Having done a brief round-up of 2016 in my first column, this week's column is a catch-up on the news so far in 2017.
Previously I mentioned the harm reduction battle cross-over between drugs and e-cigarettes: reports in the news this year highlight another connection – how scientists, clinicians and the media can mislead the general public.
Over the past 60 years, we have been told by seemingly unimpeachable sources that cannabis drives otherwise healthy people mad, that it is a gateway drug to heroin, that using LSD would bust up your chromosomes resulting in the birth of deformed babies, and that the serotonin depleting properties of ecstasy risks a rave generation who would be chronically depressed in their forties. Surprise, surprise, all wrong. Conflating two news reports this year, we read dire warnings that vaping teenagers could become nicotine addled rapists, committing burglaries to fund their rabid heroin habit.
The point was underlined by Dr Brad Rodu, a specialist in mouth cancer and long time tobacco harm reduction advocate in an interview posted on YouTube by a Canadian website Regulator Watch, whose mission is to do just that.. A combination of 'junk science' emanating from government, public bodies and universities with compromised funding, academic press officers (who often ramp up even cautious and careful findings) looking for headlines, mediated by a press ever eager to announce the latest 'shock' findings, has led to the general public increasingly believing that e-cigarettes are at least if not more harmful than smoking cigarettes. As Professor Linda Bauld observed in her Guardian article, those holding such views in the UK have increased from 1 in 10 adults in 2013 to 1:4 by last year.
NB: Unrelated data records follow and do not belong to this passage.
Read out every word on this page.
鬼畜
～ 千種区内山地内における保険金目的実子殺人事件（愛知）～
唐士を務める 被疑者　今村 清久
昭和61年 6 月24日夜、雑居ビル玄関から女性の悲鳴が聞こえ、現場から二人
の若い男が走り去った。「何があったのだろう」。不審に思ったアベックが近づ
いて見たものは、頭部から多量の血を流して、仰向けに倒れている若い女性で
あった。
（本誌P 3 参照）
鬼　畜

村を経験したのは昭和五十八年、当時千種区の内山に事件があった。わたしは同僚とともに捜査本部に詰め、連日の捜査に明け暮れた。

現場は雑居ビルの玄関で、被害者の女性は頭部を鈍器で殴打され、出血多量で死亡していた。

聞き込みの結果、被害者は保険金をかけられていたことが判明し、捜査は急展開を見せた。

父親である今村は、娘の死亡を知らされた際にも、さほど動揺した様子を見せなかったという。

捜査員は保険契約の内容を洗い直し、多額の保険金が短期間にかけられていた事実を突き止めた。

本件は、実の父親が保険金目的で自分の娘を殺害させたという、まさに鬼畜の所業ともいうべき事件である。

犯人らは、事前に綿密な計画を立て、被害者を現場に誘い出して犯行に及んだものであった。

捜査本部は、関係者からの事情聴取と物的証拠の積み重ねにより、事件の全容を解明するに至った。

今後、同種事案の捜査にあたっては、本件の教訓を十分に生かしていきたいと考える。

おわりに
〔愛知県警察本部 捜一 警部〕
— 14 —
And in a direct re-run of dopey cannabis research, we also read this year that vaping could cause infertility resulting from slow swimming sperm. Experts in the on-line Nicotine Forum were sceptical of the methodology – no real life clinical research just hypothetical in vitro lab work using flavourings commonly found in food and drink. Moreover, this kind of research leaves every question the vaper might have unanswered – is there any evidence that couples where the man vapes are having trouble conceiving? How much is too much? How long before trying for a baby should you stop? The list goes on and of course the answer is a blank stare. All one is left with is an image of a sperm doing an idle backstroke instead of a robust front crawl.
And now from the world of the terminally stupid who brought you poisonous home made alcohol and exploding kitchen sink drug labs comes the story of the man using a hybrid device which detonated in his mouth. Much more serious, but equally stupid is the case reported from the States in the Annals of Emergency Medicine concerning the six year old who ingested liquid nicotine given to her unwittingly by her father who thought he was giving her liquid ibuprofen. Turned out the mother had bought liquid nicotine then diluted it into the medicine bottle and put it in the fridge. Luckily the girl survived a very high dose, but it is these kinds of incidents involving irresponsible people that add to the steady drip feed of negative publicity about e-cigarettes.
Meanwhile, the major tobacco companies are gearing up for a new generation of devices, at the same time experiencing some tectonic shifts in the global business structure. Philip Morris have teamed up with Altria to market iQOS Heat Sticks, a product which has already enjoyed much success in Japan and has been launched in a number of other countries while BAT have bought JM Reynolds in a $49bn deal and there is talk of a possible merger between Imperial Tobacco and the China Tobacco.
And a final thought for this week. A city in Florida and a county in Pennsylvania are just the latest legislatures in the States pushing through laws to ban vaping in every conceivable venue outside the home, Meanwhile in other jurisdictions, gun laws have been liberalised to allow concealed weapons into places of worship and schools. Could it that in the land of the brave, a vaping cloud is regarded as a greater hazard to public health and safety than a smoking gun?